Bringing Something New
Smida said Twisto’s purpose is not so much about replacing credit as it is about re-educating consumers and creating a new market with a new instrument that is mobile, transparent and easy to understand.
“From a consumer experience, a lot of the [legacy banking] players are still in the Stone Age,” he said, in terms of a fully digital solution that is easy to control in an app and also can be used to pay bills. “That’s just not in the market today.”
Although the former Barclay’s banker founded Twisto in 2013, fate would have it that the pandemic has proven — in hindsight — to be a major catalyst for growth. But in the beginning, he had his doubts. The company didn’t know how customers would behave. It didn’t even know if customers would pay on time.
The answer, he would soon learn, was yes. Twisto has seen some of the lowest NPL (nonperforming loans) levels and risk costs in its history, “meaning people were actually paying their bills on time and at a rate that we had never seen before,” he said. “So for us, that was a strong indication that we are targeting a very healthy segment of [the] population.”
The second COVID-related boost has been the general digital shift that has led to increased online commerce around the globe.
“A lot of customers before [COVID] did not buy much online,” he said, “but there was a huge shift into eCommerce payments and eCommerce shopping, and buy now, pay later provided a great way for some of those [consumers] to buy bigger things than they otherwise would and just be afraid to buy. Buy now, pay later reduces that fear.”
Evolving And Changing Focus
Just like individual consumers, Twisto itself has evolved and adapted to changing market forces. It has evolved from a pure buy now, pay later provider into a full-fledged wallet. While the company had been focused on direct-to-consumer the past two or three years, Smida said over the past six to eight months, it has been focusing on customer acquisition through big merchants and leveraging its relationship with Zip Money.
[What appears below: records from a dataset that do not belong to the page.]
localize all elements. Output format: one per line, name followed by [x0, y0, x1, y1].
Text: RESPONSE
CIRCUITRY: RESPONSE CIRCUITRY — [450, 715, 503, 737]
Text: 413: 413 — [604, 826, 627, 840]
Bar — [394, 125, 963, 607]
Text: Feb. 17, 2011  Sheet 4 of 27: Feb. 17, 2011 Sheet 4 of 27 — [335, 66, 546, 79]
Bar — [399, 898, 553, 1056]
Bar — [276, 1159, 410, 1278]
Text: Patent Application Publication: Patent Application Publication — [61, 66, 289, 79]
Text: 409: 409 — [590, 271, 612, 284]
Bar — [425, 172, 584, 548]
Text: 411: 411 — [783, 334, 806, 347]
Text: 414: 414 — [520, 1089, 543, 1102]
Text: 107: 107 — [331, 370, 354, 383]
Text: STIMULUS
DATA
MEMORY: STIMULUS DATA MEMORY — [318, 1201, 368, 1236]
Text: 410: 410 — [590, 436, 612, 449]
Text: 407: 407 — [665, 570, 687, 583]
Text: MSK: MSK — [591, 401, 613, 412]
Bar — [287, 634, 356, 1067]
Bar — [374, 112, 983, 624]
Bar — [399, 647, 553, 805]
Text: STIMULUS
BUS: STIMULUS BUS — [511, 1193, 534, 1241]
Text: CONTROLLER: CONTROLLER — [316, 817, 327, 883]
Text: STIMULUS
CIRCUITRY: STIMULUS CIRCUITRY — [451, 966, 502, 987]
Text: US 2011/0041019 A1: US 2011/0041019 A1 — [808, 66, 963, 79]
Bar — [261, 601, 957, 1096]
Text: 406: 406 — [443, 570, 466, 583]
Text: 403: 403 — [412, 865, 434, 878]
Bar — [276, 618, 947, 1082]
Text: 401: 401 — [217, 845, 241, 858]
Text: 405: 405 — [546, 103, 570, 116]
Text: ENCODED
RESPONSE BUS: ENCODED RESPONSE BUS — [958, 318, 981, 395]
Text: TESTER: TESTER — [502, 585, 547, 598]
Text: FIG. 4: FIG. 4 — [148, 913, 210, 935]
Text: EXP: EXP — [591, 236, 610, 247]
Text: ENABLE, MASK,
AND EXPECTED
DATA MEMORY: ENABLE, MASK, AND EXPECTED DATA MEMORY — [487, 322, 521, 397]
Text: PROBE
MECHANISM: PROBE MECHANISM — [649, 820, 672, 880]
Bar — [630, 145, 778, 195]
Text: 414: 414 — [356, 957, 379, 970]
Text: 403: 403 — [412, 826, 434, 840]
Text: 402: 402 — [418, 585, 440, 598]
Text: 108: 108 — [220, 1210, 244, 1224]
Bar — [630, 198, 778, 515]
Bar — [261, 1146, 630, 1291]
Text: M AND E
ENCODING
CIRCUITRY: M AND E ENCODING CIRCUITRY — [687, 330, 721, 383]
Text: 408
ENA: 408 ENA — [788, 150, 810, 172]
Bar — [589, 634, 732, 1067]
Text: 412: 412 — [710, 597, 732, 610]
Twisto has also been drawn to the fast growth of the food and grocery delivery business, which has grown two or three times over the past 12 months he said and has become the company’s biggest driver of growth.
“So we’re moving into the FMCG [fast moving consumer goods] sector or eCommerce, more than the traditional, buy a new fridge or buy a new TV, which we’re seeing less of.”
Weighing Risk, Eyeing Acquisitions
Smida says he is a mix of optimism and opportunism.
“I think for us, the biggest question is around how much risk we want to take. Not only in terms of growing the number of clients, but also looking at expansion opportunities,” he said of the year ahead. “There are a couple of players that we see that are smaller and regional players, and we see some M&A [mergers and acquisitions] opportunities in the market, which obviously can bring a lot of reward, but also higher risk.”
As far as organic growth, he said Twisto will continue to pursue underserved local markets and look to gradually expand into other central and Eastern European countries like Turkey and even Russia.
“If you look at Klarna’s branding or Zip Money or AfterPay, we unfortunately haven’t come up with something smarter or better than what they have, so we tried to apply something very similar because we also target a very similar audience,” he said.